Tak. Śmiało, szczerze – tak. O tym, że lubuję się w dobrych propozycjach książkowych dla dzieci, wie wielu z was. Przepadam za dobrze wydanymi publikacjami, które skłaniają najmłodszych do obcowania ze słowem pisanym. I jak to w tym gatunku literackim bywa – ilustracjami. Wilga w tym przypadku postawiła na Macieja Szymanowicza i, jak dla mnie, był to pomysł trafiony. "Maszynowicz" bowiem to bardzo utalentowany ilustrator, którego dzieła często można rozpoznać na pierwszy rzut oka. Na dodatek ma w sobie coś, co przyciąga (rzecz oczywista wciąż mówimy o jego pracy). Obrazy zarzucają haczyk, który nie pozwala łatwo zapomnieć o ilustracjach. Ilustracjach niosących uśmiech, radość, ciekawość, zainteresowanie. Wystarczy otworzyć książkę na pierwszym wierszu Agnieszki Frączek – "Bikini", i już nasze oczy pożerają przyjemną "krówkę-masłówkę" i amanta w "porteczkach lilaróż".
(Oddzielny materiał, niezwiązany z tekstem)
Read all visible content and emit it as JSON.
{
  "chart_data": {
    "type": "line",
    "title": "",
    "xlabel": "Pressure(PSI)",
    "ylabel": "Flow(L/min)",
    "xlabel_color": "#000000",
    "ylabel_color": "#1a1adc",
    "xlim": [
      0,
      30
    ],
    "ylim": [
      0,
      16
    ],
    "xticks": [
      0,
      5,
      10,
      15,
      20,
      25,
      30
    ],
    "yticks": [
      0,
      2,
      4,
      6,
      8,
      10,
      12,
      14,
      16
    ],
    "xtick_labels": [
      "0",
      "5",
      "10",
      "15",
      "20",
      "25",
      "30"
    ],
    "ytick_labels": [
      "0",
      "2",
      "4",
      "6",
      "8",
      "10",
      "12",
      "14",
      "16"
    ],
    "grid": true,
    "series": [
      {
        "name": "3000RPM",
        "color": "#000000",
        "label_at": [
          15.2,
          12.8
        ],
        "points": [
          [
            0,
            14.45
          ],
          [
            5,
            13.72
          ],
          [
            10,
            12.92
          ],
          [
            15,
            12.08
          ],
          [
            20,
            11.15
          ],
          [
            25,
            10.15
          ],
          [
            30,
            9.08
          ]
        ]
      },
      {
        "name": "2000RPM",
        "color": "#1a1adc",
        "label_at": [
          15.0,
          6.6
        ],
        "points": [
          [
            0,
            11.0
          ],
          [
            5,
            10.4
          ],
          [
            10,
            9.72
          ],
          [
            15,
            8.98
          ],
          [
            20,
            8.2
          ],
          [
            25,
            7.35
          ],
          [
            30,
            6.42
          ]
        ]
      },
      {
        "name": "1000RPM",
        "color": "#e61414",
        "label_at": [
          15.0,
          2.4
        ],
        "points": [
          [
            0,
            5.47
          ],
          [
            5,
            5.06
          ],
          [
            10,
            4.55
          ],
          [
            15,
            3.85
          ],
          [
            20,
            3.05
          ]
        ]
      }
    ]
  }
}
Jak zawsze, ilustracje testowałam za pomocą głębszego, bądź mniejszego zainteresowania mojej córki. Wynik? Bardzo pozytywny. Dziewczynka zwracała uwagę nie tylko na plan pierwszy, ale i rzeczy znajdujące się zdecydowanie dalej. Na każdym obrazie znalazła sobie coś ulubionego – a to nadgryzioną gruszkę, a to muchomorki, a to plastry na stopach chłopca, a to rozbrykanego kotka, a to Trabanta, a to szpilki rysia, a to wielkie oczy kotka z dachu. Do zdecydowanych faworytów należą jednak ilustracje obrazujące tekst "Poszczekalnia" (zakatarzony jamnik – cudo), "Grubelek" (gigantyczny wróbel w kasku) i „Łoskotki” (śmiejący się dzidziuś). Mnie z kolei do gustu przypadło "Potwórko" (kaska na głowie córki wiedźmy – niby nic, a to jedno "L" oznaczające naukę jazdy jest jak wisienka na torcie).
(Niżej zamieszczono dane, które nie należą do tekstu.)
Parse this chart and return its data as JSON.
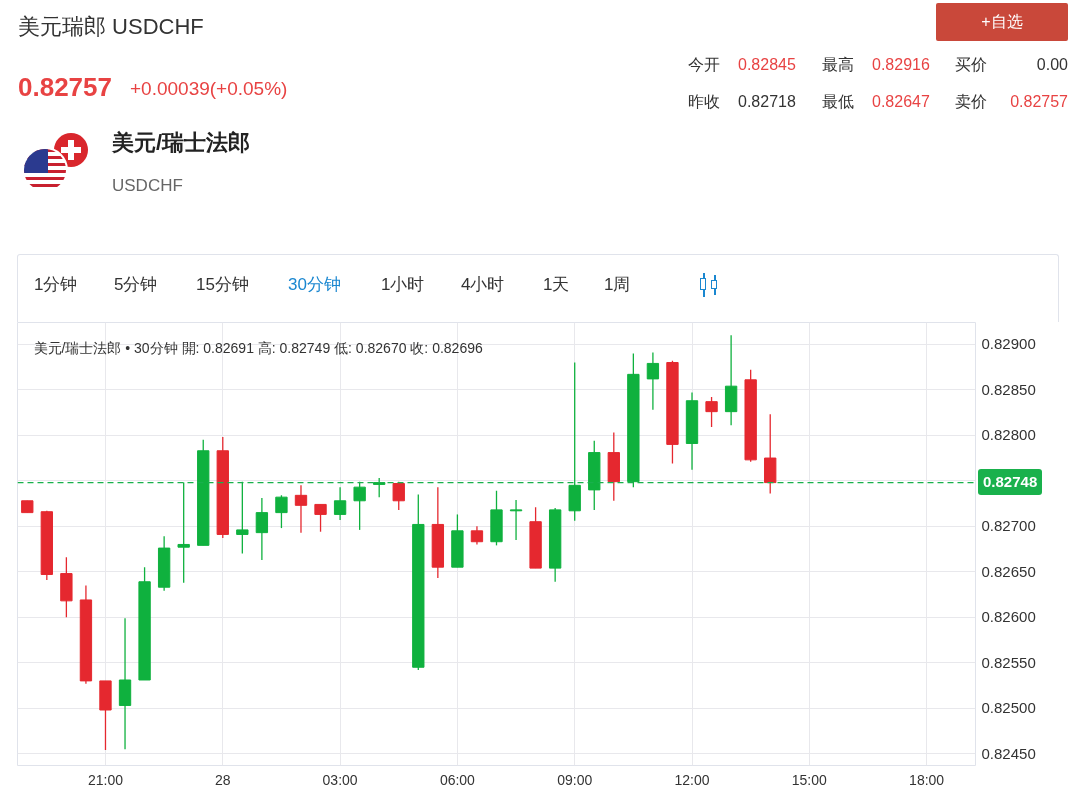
{
  "chart_data": {
    "type": "candlestick",
    "title": "美元瑞郎 USDCHF",
    "subtitle": "0.82757",
    "annotations": [
      "+0.00039(+0.05%)",
      "今开",
      "0.82845",
      "最高",
      "0.82916",
      "买价",
      "0.00",
      "昨收",
      "0.82718",
      "最低",
      "0.82647",
      "卖价",
      "0.82757",
      "美元/瑞士法郎",
      "USDCHF",
      "+自选",
      "1分钟",
      "5分钟",
      "15分钟",
      "30分钟",
      "1小时",
      "4小时",
      "1天",
      "1周",
      "美元/瑞士法郎 • 30分钟  開: 0.82691  高: 0.82749  低: 0.82670  收: 0.82696"
    ],
    "categories": [
      null,
      null,
      null,
      null,
      "21:00",
      null,
      null,
      null,
      null,
      null,
      "28",
      null,
      null,
      null,
      null,
      null,
      "03:00",
      null,
      null,
      null,
      null,
      null,
      "06:00",
      null,
      null,
      null,
      null,
      null,
      "09:00",
      null,
      null,
      null,
      null,
      null,
      "12:00",
      null,
      null,
      null,
      null,
      null,
      "15:00",
      null,
      null,
      null,
      null,
      null,
      "18:00",
      null,
      null
    ],
    "ohlc": [
      [
        0.82728,
        0.82728,
        0.82715,
        0.82715
      ],
      [
        0.82716,
        0.82717,
        0.82641,
        0.82647
      ],
      [
        0.82648,
        0.82666,
        0.826,
        0.82618
      ],
      [
        0.82619,
        0.82635,
        0.82527,
        0.8253
      ],
      [
        0.8253,
        0.8253,
        0.82454,
        0.82498
      ],
      [
        0.82503,
        0.82599,
        0.82455,
        0.82531
      ],
      [
        0.82531,
        0.82655,
        0.82531,
        0.82639
      ],
      [
        0.82633,
        0.82689,
        0.82629,
        0.82676
      ],
      [
        0.82677,
        0.82748,
        0.82638,
        0.8268
      ],
      [
        0.82679,
        0.82795,
        0.82679,
        0.82783
      ],
      [
        0.82783,
        0.82798,
        0.82687,
        0.82691
      ],
      [
        0.82691,
        0.82749,
        0.8267,
        0.82696
      ],
      [
        0.82693,
        0.82731,
        0.82663,
        0.82715
      ],
      [
        0.82715,
        0.82734,
        0.82698,
        0.82732
      ],
      [
        0.82734,
        0.82745,
        0.82693,
        0.82723
      ],
      [
        0.82724,
        0.82724,
        0.82694,
        0.82713
      ],
      [
        0.82713,
        0.82743,
        0.82707,
        0.82728
      ],
      [
        0.82728,
        0.82749,
        0.82696,
        0.82743
      ],
      [
        0.82746,
        0.82753,
        0.82732,
        0.82748
      ],
      [
        0.82747,
        0.82749,
        0.82718,
        0.82728
      ],
      [
        0.82545,
        0.82735,
        0.82542,
        0.82702
      ],
      [
        0.82702,
        0.82743,
        0.82643,
        0.82655
      ],
      [
        0.82655,
        0.82713,
        0.82655,
        0.82695
      ],
      [
        0.82695,
        0.827,
        0.8268,
        0.82683
      ],
      [
        0.82683,
        0.82739,
        0.82679,
        0.82718
      ],
      [
        0.82717,
        0.82729,
        0.82685,
        0.82718
      ],
      [
        0.82705,
        0.82721,
        0.82654,
        0.82654
      ],
      [
        0.82654,
        0.8272,
        0.82639,
        0.82718
      ],
      [
        0.82717,
        0.8288,
        0.82706,
        0.82745
      ],
      [
        0.8274,
        0.82794,
        0.82718,
        0.82781
      ],
      [
        0.82781,
        0.82803,
        0.82728,
        0.82749
      ],
      [
        0.82749,
        0.8289,
        0.82743,
        0.82867
      ],
      [
        0.82862,
        0.82891,
        0.82828,
        0.82879
      ],
      [
        0.8288,
        0.82882,
        0.82769,
        0.8279
      ],
      [
        0.82791,
        0.82847,
        0.82762,
        0.82838
      ],
      [
        0.82837,
        0.82842,
        0.82809,
        0.82826
      ],
      [
        0.82826,
        0.8291,
        0.82811,
        0.82854
      ],
      [
        0.82861,
        0.82872,
        0.82771,
        0.82773
      ],
      [
        0.82775,
        0.82823,
        0.82736,
        0.82748
      ],
      null,
      null,
      null,
      null,
      null,
      null,
      null,
      null,
      null,
      null
    ],
    "colors": [
      "#e5282f",
      "#e5282f",
      "#e5282f",
      "#e5282f",
      "#e5282f",
      "#0fb13e",
      "#0fb13e",
      "#0fb13e",
      "#0fb13e",
      "#0fb13e",
      "#e5282f",
      "#0fb13e",
      "#0fb13e",
      "#0fb13e",
      "#e5282f",
      "#e5282f",
      "#0fb13e",
      "#0fb13e",
      "#0fb13e",
      "#e5282f",
      "#0fb13e",
      "#e5282f",
      "#0fb13e",
      "#e5282f",
      "#0fb13e",
      "#0fb13e",
      "#e5282f",
      "#0fb13e",
      "#0fb13e",
      "#0fb13e",
      "#e5282f",
      "#0fb13e",
      "#0fb13e",
      "#e5282f",
      "#0fb13e",
      "#e5282f",
      "#0fb13e",
      "#e5282f",
      "#e5282f",
      null,
      null,
      null,
      null,
      null,
      null,
      null,
      null,
      null,
      null
    ],
    "ylim": [
      0.82437,
      0.82924
    ],
    "yticks": [
      {
        "value": 0.8245,
        "label": "0.82450"
      },
      {
        "value": 0.825,
        "label": "0.82500"
      },
      {
        "value": 0.8255,
        "label": "0.82550"
      },
      {
        "value": 0.826,
        "label": "0.82600"
      },
      {
        "value": 0.8265,
        "label": "0.82650"
      },
      {
        "value": 0.827,
        "label": "0.82700"
      },
      {
        "value": 0.8275,
        "label": null
      },
      {
        "value": 0.828,
        "label": "0.82800"
      },
      {
        "value": 0.8285,
        "label": "0.82850"
      },
      {
        "value": 0.829,
        "label": "0.82900"
      }
    ],
    "ref_lines": [
      {
        "axis": "y",
        "value": 0.82748,
        "label": "0.82748",
        "color": "#19b14c",
        "line_style": "dashed"
      }
    ],
    "grid": true
  }
}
Ilustracje ilustracjami, a co z tekstami? Bardzo przyjemne. Proste, rymowane, wpadające w uchu, łatwe w zapamiętaniu. Na dodatek rzeczywiście zabawne. Agnieszka Frączek doskonale bawi się słowem i widać, że sprawia jej to przyjemność. Spod jej pióra wyszło już mnóstwo publikacji i mam nadzieję, że jeszcze wiele ujrzy światło dzienne. Autorka, która sama mówi: "Wszystko sobie zapisuję, potem siadam i rymuję", z pewnością ma sporo do zaoferowania młodym czytelnikom.